THE SUCCESS OF THE AUTO INDUSTRY BAILOUT…. It’s been about a year since the Obama administration intervened to rescue GM and Chrysler, and at this point, far-right apoplexy notwithstanding, it appears the rescue efforts have been surprisingly successful.
Steven Rattner, the former lead auto adviser for the Obama administration, has a compelling piece today making the case that both auto industry giants are turning the corner, thanks to government intervention.
How did this happen? First, the bankruptcies — terrifying to everyone — succeeded in wiping vast liabilities from the companies’ balance sheets, more than $65 billion in the case of GM. The government task force that evaluated the industry leaders — of which I was a part — also insisted on a cold-blooded look at operating costs. Tough, conservative projections replaced years of rosy-scenario forecasting. As a result, GM cut its North American expenses by $8 billion per year.

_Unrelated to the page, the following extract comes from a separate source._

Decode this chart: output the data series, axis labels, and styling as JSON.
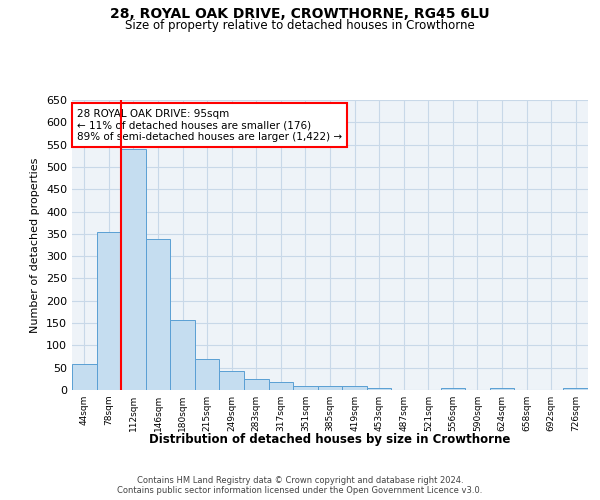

In overseeing the restructurings, we insisted that assumptions about sales be very conservative. We wanted GM, which used to need to sell 16 million vehicles a year in the United States just to break even, to be profitable at volumes as low as 10 million. Happily, annual sales are running above 11 million and are likely to keep climbing. Accordingly, what would have been losses at “old GM” are now profits at shiny new GM.

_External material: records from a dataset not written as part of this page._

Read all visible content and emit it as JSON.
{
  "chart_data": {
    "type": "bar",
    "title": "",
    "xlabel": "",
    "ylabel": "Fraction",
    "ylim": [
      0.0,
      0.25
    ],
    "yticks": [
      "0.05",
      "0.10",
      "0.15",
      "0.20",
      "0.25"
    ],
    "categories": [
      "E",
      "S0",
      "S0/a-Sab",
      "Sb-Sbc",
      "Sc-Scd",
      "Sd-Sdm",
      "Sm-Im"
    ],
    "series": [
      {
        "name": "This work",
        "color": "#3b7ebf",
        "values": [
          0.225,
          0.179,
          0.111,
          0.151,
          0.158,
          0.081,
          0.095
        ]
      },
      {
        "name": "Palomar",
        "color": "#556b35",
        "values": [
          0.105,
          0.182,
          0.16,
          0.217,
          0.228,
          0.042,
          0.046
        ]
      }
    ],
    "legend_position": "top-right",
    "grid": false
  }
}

The taxpayer money the industry received is being paid back, and the cash reserve we provided GM was left untapped. Rattner added that the manufacturers “outperformed our expectations,” which in turn will increase the “amount of money that the government is likely to recover.”
This is, of course, exactly how the process was supposed to work. It’s how the process has always worked when the federal government bails out key national industries.

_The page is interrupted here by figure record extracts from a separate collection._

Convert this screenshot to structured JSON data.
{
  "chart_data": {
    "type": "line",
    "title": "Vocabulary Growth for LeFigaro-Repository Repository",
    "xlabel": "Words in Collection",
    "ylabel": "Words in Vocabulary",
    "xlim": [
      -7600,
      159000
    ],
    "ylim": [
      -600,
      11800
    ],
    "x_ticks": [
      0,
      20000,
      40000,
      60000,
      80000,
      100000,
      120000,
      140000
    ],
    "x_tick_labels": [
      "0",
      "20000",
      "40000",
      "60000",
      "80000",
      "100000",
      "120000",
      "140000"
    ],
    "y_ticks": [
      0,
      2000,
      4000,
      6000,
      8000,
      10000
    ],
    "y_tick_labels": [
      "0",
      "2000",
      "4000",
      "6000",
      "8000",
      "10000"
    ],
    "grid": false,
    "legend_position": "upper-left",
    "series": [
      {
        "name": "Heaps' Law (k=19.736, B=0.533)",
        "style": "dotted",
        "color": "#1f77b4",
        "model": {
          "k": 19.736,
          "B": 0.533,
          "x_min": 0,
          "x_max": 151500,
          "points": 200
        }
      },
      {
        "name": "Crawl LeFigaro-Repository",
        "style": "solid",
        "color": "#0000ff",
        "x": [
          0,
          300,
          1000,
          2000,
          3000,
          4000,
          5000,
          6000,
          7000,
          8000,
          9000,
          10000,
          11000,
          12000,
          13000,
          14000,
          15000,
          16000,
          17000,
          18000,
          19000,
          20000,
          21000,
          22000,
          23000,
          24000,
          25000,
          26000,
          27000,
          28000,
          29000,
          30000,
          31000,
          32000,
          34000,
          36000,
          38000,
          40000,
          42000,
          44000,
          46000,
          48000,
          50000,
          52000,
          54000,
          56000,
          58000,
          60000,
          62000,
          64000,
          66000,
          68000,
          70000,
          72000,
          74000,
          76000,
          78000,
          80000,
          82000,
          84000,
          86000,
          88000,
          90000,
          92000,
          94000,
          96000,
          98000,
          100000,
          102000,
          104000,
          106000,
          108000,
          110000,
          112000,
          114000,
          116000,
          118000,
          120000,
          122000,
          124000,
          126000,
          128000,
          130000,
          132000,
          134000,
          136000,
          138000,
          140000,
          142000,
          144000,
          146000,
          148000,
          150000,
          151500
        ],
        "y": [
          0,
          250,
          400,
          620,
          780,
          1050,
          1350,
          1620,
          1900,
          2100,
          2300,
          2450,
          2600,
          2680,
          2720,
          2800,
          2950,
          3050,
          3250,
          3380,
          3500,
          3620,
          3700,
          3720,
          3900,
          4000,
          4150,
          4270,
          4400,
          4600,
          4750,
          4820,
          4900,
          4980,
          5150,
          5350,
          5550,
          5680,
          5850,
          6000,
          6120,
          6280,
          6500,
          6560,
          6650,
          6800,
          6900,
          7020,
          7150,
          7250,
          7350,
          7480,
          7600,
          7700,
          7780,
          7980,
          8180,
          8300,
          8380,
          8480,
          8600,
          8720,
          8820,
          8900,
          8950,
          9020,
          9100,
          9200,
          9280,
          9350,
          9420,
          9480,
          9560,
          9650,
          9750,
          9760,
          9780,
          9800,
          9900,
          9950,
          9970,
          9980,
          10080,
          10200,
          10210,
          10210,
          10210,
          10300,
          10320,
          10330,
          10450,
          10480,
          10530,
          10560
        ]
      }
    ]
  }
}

A year ago, the Monthly‘s Phillip Longman argued that “any honest reading of history suggests that the federal government has quite an impressive record of rescuing institutions considered too big to fail.” It does, indeed. When the government bailed out Lockheed in 1971, the company thrived and taxpayers profited. The government bailed out Chrysler in 1980, and saw similar results. The government bailed out the railroad industry, and saw it flourish.
In each case, the government spent lots of taxpayer money, used bureaucrats to engineer the revival of an industry, recouped the money, and produced a success story. Conservatives howled in every instance, but as is usually the case, their complaints and dire predictions were wrong.
After Obama intervened to rescue auto manufacturers a year ago, the right insisted it was an example of his purported desire to be a communist dictator. Twelve months later, his efforts look pretty smart, and his detractors’ apoplexy looks pretty foolish.
For that matter, the conservative theme of the year is that government spending is the single most odious phenomenon in the known universe. And yet, it was government spending that prevented a depression, and it was government spending that rescued the American auto industry.
Maybe the right can pick something else to complain about? This talking point isn’t working out well for them.